The Good Villain Guide
Things I try to remember when working with villains:
1) Villains Are Heroes Too
No villain thinks of himself as 'the bad guy'. He will always have a justification for what he does, no matter how illogical or unconvincing. These reasons range from cultural or ideological all the way down to 'looking after number one'.
No villain is ever going to describe himself as 'Evil' unless he is trying to scare the heroes. He doesn't mean it.
2) Attitudes To Killing Are Cultural
Not all villains are necessarily killers. A skilled jewel thief, for example, may carry a gun that fires tranquiliser darts because he doesn't want to seriously hurt anyone.
A hero from an alien world, by contrast, may have no problem with killing an enemy, simply because his culture allows it.
3) A Good Villain Is A Smart Villain
Cannon fodder can be stupid. The master villain has to be very smart - and demonstrably so. Any master villain who loses because he is a moron will have no respect from the reader, and, worse, will have everyone wondering why his minions follow him in the first place.
Try to name a single great villain who is a fool, and you will see what I mean...
4) Insanity Is Overrated
Mostly a writer will use 'insanity' as a shorthand way of saying he doesn't know what makes the villain tick. Avoid this particular shortcut at all costs.
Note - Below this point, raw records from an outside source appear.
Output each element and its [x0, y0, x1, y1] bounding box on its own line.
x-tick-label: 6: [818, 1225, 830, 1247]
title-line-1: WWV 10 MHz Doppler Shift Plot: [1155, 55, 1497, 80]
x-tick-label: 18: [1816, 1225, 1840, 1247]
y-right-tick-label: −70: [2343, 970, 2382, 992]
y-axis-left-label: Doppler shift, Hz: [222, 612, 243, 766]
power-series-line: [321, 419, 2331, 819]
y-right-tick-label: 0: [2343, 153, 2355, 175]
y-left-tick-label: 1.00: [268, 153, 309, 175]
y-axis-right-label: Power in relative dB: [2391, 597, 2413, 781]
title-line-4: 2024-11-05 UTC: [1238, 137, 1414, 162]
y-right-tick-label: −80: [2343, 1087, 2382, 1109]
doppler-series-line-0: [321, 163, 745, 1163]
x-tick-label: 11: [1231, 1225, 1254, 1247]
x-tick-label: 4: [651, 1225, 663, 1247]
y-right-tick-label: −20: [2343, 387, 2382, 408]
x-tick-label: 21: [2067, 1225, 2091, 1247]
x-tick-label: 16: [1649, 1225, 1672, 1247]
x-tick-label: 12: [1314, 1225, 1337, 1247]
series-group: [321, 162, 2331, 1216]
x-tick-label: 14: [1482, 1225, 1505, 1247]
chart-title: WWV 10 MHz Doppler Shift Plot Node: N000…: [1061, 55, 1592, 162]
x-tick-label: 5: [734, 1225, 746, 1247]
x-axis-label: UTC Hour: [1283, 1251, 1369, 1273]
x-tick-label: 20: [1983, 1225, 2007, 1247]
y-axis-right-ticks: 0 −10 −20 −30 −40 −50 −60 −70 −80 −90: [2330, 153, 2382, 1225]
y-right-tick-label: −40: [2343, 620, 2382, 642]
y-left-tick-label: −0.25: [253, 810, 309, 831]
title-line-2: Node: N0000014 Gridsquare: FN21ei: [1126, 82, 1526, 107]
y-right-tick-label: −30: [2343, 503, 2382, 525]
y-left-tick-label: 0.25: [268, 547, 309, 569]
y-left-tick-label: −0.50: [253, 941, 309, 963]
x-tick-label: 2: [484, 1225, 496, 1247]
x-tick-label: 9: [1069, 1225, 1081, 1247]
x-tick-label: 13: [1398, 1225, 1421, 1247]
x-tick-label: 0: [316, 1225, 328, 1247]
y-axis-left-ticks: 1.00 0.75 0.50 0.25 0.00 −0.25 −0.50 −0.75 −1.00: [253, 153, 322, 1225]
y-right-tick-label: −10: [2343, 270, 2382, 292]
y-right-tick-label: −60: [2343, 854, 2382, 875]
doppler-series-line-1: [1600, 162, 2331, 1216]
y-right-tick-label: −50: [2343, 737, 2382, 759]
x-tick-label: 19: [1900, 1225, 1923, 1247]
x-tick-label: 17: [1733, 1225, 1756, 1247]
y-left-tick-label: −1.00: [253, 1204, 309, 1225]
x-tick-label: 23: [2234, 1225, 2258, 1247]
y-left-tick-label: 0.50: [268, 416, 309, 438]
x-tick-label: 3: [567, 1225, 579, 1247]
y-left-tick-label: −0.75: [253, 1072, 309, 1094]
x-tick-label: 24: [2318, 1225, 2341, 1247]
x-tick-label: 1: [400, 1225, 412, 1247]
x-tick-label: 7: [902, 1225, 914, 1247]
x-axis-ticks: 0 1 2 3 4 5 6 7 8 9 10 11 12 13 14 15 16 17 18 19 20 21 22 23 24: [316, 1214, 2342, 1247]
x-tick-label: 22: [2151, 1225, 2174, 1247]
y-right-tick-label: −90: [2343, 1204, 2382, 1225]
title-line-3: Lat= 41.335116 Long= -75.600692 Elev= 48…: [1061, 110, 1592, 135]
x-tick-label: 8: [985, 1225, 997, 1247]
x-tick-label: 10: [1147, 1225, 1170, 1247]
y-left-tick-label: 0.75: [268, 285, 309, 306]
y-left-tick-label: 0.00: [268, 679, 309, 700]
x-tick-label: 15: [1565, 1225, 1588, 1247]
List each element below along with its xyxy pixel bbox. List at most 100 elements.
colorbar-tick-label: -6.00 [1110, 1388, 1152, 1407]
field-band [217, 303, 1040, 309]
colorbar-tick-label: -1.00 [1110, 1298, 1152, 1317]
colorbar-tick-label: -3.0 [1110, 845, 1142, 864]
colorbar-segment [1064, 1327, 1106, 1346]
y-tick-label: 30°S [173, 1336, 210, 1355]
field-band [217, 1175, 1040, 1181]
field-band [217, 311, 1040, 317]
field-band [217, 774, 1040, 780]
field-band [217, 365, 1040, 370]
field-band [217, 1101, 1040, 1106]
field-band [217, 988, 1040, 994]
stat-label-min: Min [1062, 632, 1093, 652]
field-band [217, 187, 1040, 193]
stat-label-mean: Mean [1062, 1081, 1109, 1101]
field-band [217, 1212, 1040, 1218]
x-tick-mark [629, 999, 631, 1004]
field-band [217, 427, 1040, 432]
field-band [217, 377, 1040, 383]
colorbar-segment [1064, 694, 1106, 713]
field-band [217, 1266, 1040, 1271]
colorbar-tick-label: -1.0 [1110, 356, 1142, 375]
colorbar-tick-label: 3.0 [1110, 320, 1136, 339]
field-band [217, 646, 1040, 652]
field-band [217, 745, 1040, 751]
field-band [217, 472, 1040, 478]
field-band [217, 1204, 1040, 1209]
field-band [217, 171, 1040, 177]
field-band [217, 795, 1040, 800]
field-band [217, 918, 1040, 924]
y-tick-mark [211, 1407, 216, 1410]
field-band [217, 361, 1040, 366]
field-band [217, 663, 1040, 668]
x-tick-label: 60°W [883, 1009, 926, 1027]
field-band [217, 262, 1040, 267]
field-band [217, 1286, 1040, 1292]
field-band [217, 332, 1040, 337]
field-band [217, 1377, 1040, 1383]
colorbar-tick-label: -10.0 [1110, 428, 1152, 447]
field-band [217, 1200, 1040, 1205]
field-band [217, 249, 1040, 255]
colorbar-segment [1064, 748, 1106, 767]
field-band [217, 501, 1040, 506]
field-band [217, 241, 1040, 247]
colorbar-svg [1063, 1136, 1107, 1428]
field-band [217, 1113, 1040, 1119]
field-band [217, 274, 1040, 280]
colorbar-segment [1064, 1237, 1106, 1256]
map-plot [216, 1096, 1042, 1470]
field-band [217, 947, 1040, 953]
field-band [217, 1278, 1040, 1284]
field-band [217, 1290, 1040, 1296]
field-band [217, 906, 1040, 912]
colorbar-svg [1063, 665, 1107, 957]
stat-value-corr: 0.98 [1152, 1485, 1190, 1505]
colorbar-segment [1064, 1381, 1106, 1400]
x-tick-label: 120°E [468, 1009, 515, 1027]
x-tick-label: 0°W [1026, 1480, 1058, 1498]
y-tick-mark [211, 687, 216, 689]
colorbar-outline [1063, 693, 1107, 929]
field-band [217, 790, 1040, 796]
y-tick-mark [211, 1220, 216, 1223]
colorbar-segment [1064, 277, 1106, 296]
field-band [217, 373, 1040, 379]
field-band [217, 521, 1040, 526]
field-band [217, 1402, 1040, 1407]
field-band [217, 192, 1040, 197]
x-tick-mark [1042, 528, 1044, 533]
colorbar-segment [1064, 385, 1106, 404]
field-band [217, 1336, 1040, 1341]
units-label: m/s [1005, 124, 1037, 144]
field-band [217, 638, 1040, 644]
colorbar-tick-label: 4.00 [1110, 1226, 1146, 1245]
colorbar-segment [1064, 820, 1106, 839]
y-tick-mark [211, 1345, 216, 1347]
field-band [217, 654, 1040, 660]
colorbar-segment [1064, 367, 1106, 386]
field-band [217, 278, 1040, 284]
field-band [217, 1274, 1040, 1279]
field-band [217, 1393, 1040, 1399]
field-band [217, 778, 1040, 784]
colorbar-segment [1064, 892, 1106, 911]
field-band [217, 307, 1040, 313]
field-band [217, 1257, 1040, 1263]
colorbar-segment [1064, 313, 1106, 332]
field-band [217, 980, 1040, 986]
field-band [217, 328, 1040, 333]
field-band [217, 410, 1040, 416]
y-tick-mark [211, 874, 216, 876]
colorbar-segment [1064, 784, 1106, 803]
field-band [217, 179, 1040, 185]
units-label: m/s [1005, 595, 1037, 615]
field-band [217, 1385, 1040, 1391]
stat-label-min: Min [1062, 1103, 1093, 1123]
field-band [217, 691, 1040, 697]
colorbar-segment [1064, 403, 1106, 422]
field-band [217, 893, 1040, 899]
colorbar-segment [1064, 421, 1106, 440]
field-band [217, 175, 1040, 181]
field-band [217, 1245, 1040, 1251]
There are a lot of 'insane' villains out there, but you can count the good ones on the fingers of one hand.
5) Good Villains Have Believable Motives
Your villain does what he does for a reason, be it power, wealth, prestige, the advancement of science or anything else. He might be driven or forced to it, he might even have the best possible motives combined with the worst possible methods.
Your villain should always keep his main objective in view. To a good villain, the heroes are most likely an obstacle, not a goal. If they can be circumvented or distracted or otherwise gotten around, your villain should attempt this method in preference to a direct confrontation, unless he is certain of victory.
Revenge for the death of a loved one is a good motive. It also moves into a grey area...
6) A Villain Is Not Always A Villain
Sometimes the person or group opposing your heroes will have a good and justifiable reason to do so. It may be a question of honour, or misunderstanding, or that they feel the heroes are responsible for the death of someone they loved.
7) Villains Must Act Plausibly
A psycopathic killer does not spare the hero's life because he is 'not worth killing'. A time-travelling conquerer does not invade when his known enemies are at their strongest. A clever villain does not mount a direct attack upon the heroes unless he is certain of winning. No villain fights a hero who always beats him unless he has no means of escape. These things are implausible, and ruin the flow of your story.
Similarly, your villains must act within the scope of their powers. This works both ways. Your villain should not suddenly pull powers out of nowhere to allow an escape or a win, but then neither should the heroes.
If you are being forced to write a hero or villain 'down' in order to make the story work, you need a new villain.